A few of us here at Badoo were lucky enough to travel to Berlin in October for JSConfEU. It was a fantastic conference, the quality of the talks was incredibly high covering topics from the future of JavaScript, to why sometimes you need to draw animals. There were so many great talks, but I just want to give a quick overview of the ones that those of us who went enjoyed the most.
Nat Duca: Advanced Jank Busting in Chrome
When trying to get to the bottom of rendering issues we often turn to the Timeline panel in the Chrome dev tools, which is great for showing forced layouts or paints that are taking a long time. However Nat Duca gave a whistlestop tour of a relatively new feature in Chrome called Tracing which allows you to see right into the heart of the rendering process. It is available by visiting chrome://tracing in the browser, and it initially looks a bit underwhelming but don’t be fooled, this is an incredibly powerful feature. In Nat’s talk he is using Chrome Canary, but I think most of the new features he discusses are available in Chrome 30.
Addy Osmani: Object.observe()
Many popular JavaScript frameworks around at the moment have data binding built in and each implements it in a slightly different way, but all currently have to result to what Addy Osmani refers to as “dirty checking”. This is because there has historically been no way to “watch” an object in JavaScript, and be notified when it changes, but that is changing with the introduction of Object.observe()

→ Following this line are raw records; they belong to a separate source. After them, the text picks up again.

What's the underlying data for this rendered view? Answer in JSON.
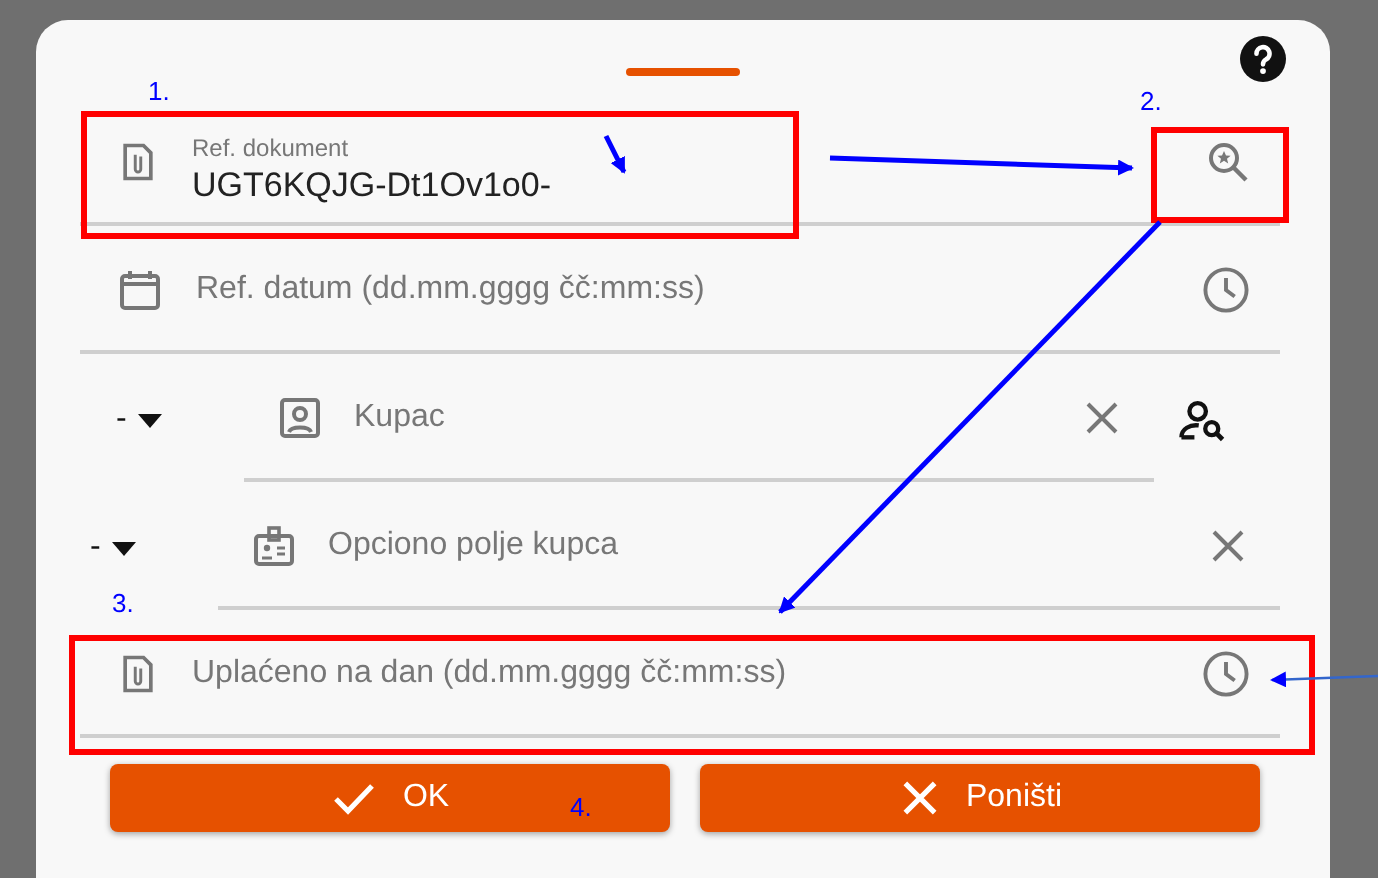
{
  "sheet": {
    "fields": [
      {
        "kind": "document",
        "label": "Ref. dokument",
        "value": "UGT6KQJG-Dt1Ov1o0-"
      },
      {
        "kind": "date",
        "placeholder": "Ref. datum (dd.mm.gggg čč:mm:ss)"
      },
      {
        "kind": "customer",
        "prefix": "-",
        "placeholder": "Kupac"
      },
      {
        "kind": "customer-field",
        "prefix": "-",
        "placeholder": "Opciono polje kupca"
      },
      {
        "kind": "payment-date",
        "placeholder": "Uplaćeno na dan (dd.mm.gggg čč:mm:ss)"
      }
    ],
    "buttons": [
      {
        "kind": "ok",
        "label": "OK"
      },
      {
        "kind": "cancel",
        "label": "Poništi"
      }
    ]
  },
  "annotations": {
    "step_numbers": [
      "1.",
      "2.",
      "3.",
      "4."
    ]
  }
}
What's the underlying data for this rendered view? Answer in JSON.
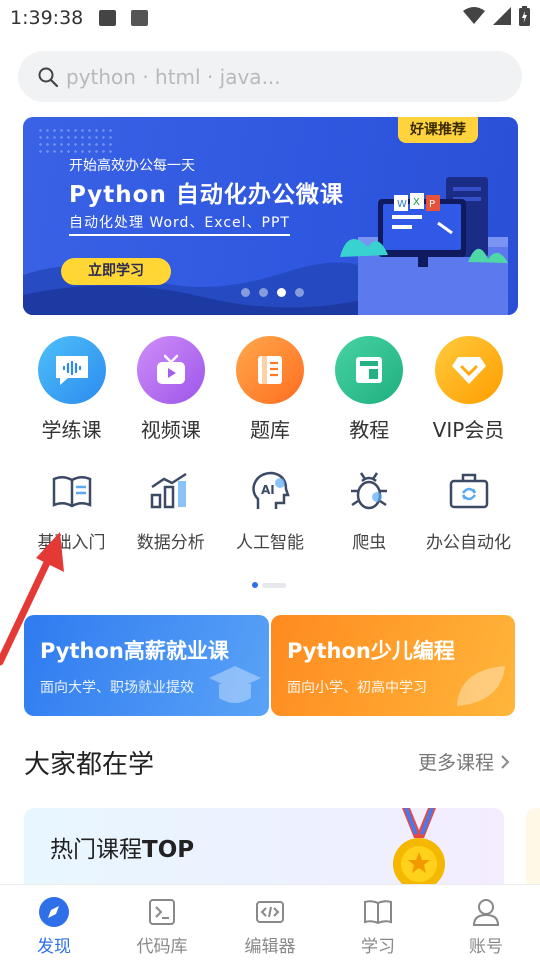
{
  "status": {
    "time": "1:39:38"
  },
  "search": {
    "placeholder": "python · html · java..."
  },
  "banner": {
    "tag": "好课推荐",
    "slogan": "开始高效办公每一天",
    "title": "Python 自动化办公微课",
    "subtitle": "自动化处理 Word、Excel、PPT",
    "cta": "立即学习",
    "slides": 4,
    "active_slide": 3
  },
  "categories_primary": [
    {
      "label": "学练课",
      "icon": "chat-bubble-icon",
      "color": "#3aa2f3"
    },
    {
      "label": "视频课",
      "icon": "tv-icon",
      "color": "#b76cf2"
    },
    {
      "label": "题库",
      "icon": "question-bank-icon",
      "color": "#ff8a2a"
    },
    {
      "label": "教程",
      "icon": "tutorial-book-icon",
      "color": "#2fbf8f"
    },
    {
      "label": "VIP会员",
      "icon": "diamond-icon",
      "color": "#ffb21a"
    }
  ],
  "categories_secondary": [
    {
      "label": "基础入门",
      "icon": "open-book-icon"
    },
    {
      "label": "数据分析",
      "icon": "bar-chart-icon"
    },
    {
      "label": "人工智能",
      "icon": "ai-head-icon"
    },
    {
      "label": "爬虫",
      "icon": "bug-icon"
    },
    {
      "label": "办公自动化",
      "icon": "briefcase-icon"
    }
  ],
  "promos": [
    {
      "title": "Python高薪就业课",
      "subtitle": "面向大学、职场就业提效"
    },
    {
      "title": "Python少儿编程",
      "subtitle": "面向小学、初高中学习"
    }
  ],
  "section": {
    "title": "大家都在学",
    "more": "更多课程"
  },
  "top_card": {
    "title_prefix": "热门课程",
    "title_suffix": "TOP"
  },
  "bottom_nav": [
    {
      "label": "发现",
      "icon": "compass-icon",
      "active": true
    },
    {
      "label": "代码库",
      "icon": "terminal-icon",
      "active": false
    },
    {
      "label": "编辑器",
      "icon": "code-editor-icon",
      "active": false
    },
    {
      "label": "学习",
      "icon": "study-book-icon",
      "active": false
    },
    {
      "label": "账号",
      "icon": "user-icon",
      "active": false
    }
  ],
  "colors": {
    "brand_blue": "#2f6fe8",
    "annotation_red": "#e53935"
  }
}
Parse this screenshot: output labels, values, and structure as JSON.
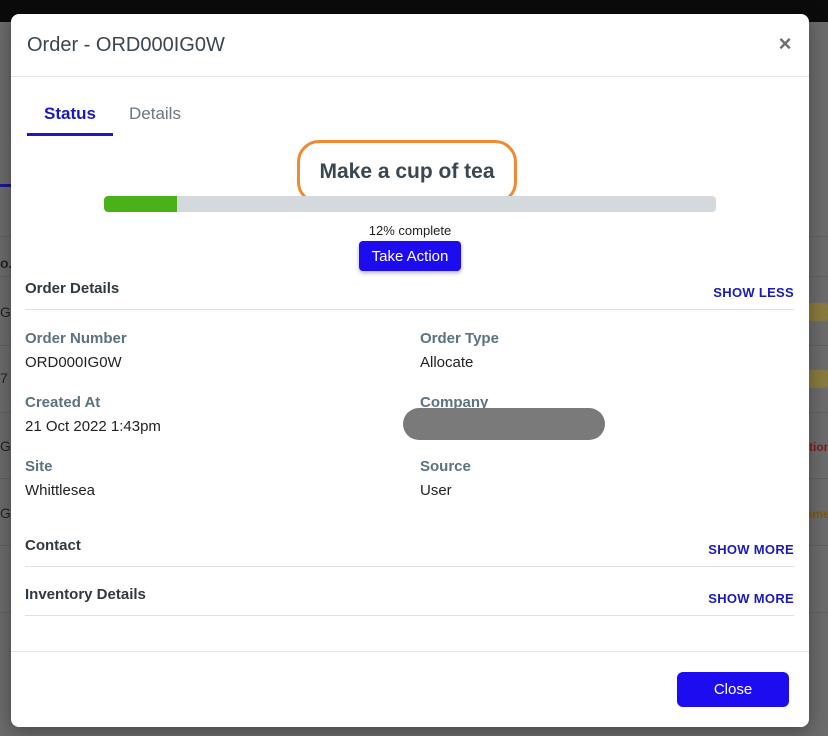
{
  "background": {
    "fragments": [
      {
        "text": "o.",
        "bold": true
      },
      {
        "text": "G",
        "bold": false
      },
      {
        "text": "7",
        "bold": false
      },
      {
        "text": "G",
        "bold": false
      },
      {
        "text": "G",
        "bold": false
      }
    ],
    "right_texts": [
      "tion",
      "ime"
    ]
  },
  "modal": {
    "title": "Order - ORD000IG0W",
    "close_icon": "×"
  },
  "tabs": [
    {
      "label": "Status",
      "active": true
    },
    {
      "label": "Details",
      "active": false
    }
  ],
  "status": {
    "title": "Make a cup of tea",
    "progress": 0.12,
    "progress_label": "12% complete",
    "action_label": "Take Action"
  },
  "order_details": {
    "title": "Order Details",
    "toggle_label": "SHOW LESS",
    "fields": {
      "order_number": {
        "label": "Order Number",
        "value": "ORD000IG0W"
      },
      "order_type": {
        "label": "Order Type",
        "value": "Allocate"
      },
      "created_at": {
        "label": "Created At",
        "value": "21 Oct 2022 1:43pm"
      },
      "company": {
        "label": "Company",
        "value": ""
      },
      "site": {
        "label": "Site",
        "value": "Whittlesea"
      },
      "source": {
        "label": "Source",
        "value": "User"
      }
    }
  },
  "contact": {
    "title": "Contact",
    "toggle_label": "SHOW MORE"
  },
  "inventory": {
    "title": "Inventory Details",
    "toggle_label": "SHOW MORE"
  },
  "footer": {
    "close_label": "Close"
  },
  "colors": {
    "accent": "#1e0cf0",
    "progress": "#49b21b",
    "highlight": "#f08a32"
  }
}
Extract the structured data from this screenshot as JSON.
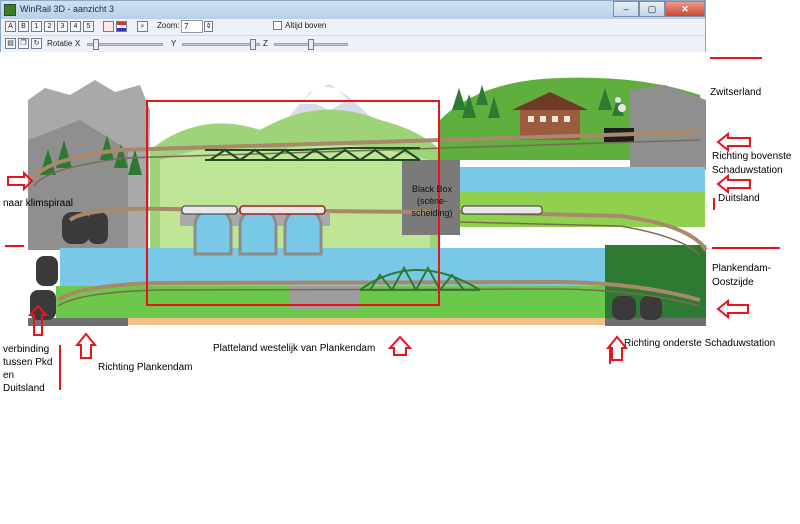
{
  "window": {
    "title": "WinRail 3D - aanzicht 3",
    "min_label": "–",
    "max_label": "▢",
    "close_label": "✕"
  },
  "toolbar": {
    "buttons": [
      "A",
      "B",
      "1",
      "2",
      "3",
      "4",
      "5"
    ],
    "zoom_label": "Zoom:",
    "zoom_value": "7",
    "always_on_top_label": "Altijd boven",
    "rotation_label": "Rotatie",
    "axis_x": "X",
    "axis_y": "Y",
    "axis_z": "Z",
    "slider_x_level": 0.08,
    "slider_y_level": 0.95,
    "slider_z_level": 0.5
  },
  "annotations": {
    "zwitserland": "Zwitserland",
    "richting_bovenste_1": "Richting bovenste",
    "richting_bovenste_2": "Schaduwstation",
    "duitsland": "Duitsland",
    "plankendam_oost_1": "Plankendam-",
    "plankendam_oost_2": "Oostzijde",
    "richting_onderste": "Richting onderste Schaduwstation",
    "naar_klimspiraal": "naar klimspiraal",
    "verbinding_1": "verbinding",
    "verbinding_2": "tussen Pkd",
    "verbinding_3": "en",
    "verbinding_4": "Duitsland",
    "richting_plankendam": "Richting Plankendam",
    "platteland": "Platteland westelijk van Plankendam",
    "blackbox_1": "Black Box",
    "blackbox_2": "(scène-",
    "blackbox_3": "scheiding)"
  },
  "colors": {
    "annotation_red": "#e8141b",
    "sky": "#ffffff",
    "water": "#79c9e6",
    "grass": "#6cc84a",
    "track": "#a8896a"
  }
}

. Although currently only available in Chrome Canary it should be landing in Chrome soon. Addy’s talk contains some very detailed examples of Object.observe()
could be used to improve the data binding implementations in JS frameworks.
Forbes Lindsay: Promises and Generators
I think that the introduction of Promises into JavaScript has to be one of the biggest single improvements to the language. The asynchronous nature of many operations leads many developers into a callback hell that makes code hard to read and error prone. Forbes’s talk goes beyond Promises though and talks about generator functions and the yield
keyword and how when all these things are brought together we can bring beauty and elegance to asynchronous JS code.
Bartek Szopka: Everything you never wanted to know about JavaScript numbers
This is an amazing delve into numbers in JavaScript and how they work. My personal favourite is at 22.00 where NaN
is explained, although this whole talk is numerical gold. Even if you are not dealing with complicated maths day to day I would still recommend taking half an hour to see what’s going on under the hood.
Alex Feyerke: I have a Dreamcode: Build Apps, not Backends
Hood.ie recently posted a great blog post about “offline first” which has had lots of positive feedback from the web development community. Essentially it is an extension of progressive enhancement, in that you build your application with the assumption that the user will be offline most of the time. Alex Feyerke from Hood.ie and made a compelling case at JSConfEU for a backend-as-a-service style architecture in which the web developer doesn’t need to worry about the implementation of registering users or saving their data. The API they have put together looks elegant and I think this could be the future of prototyping web applications.
Brendan Eich: JS Responsibilities
If you can understand more than 50% of this talk you deserve a big shiny medal. It’s really excellent to see that the creator (if you will, father) of JavaScript still so passionate about pushing it forward, and also to see Doom running inside of Unread Tournament running in Firefox (27mins in).
I couldn’t possibly list all the talks we enjoyed here, but they are all available on JSConfEU’s YouTube channel so go watch them!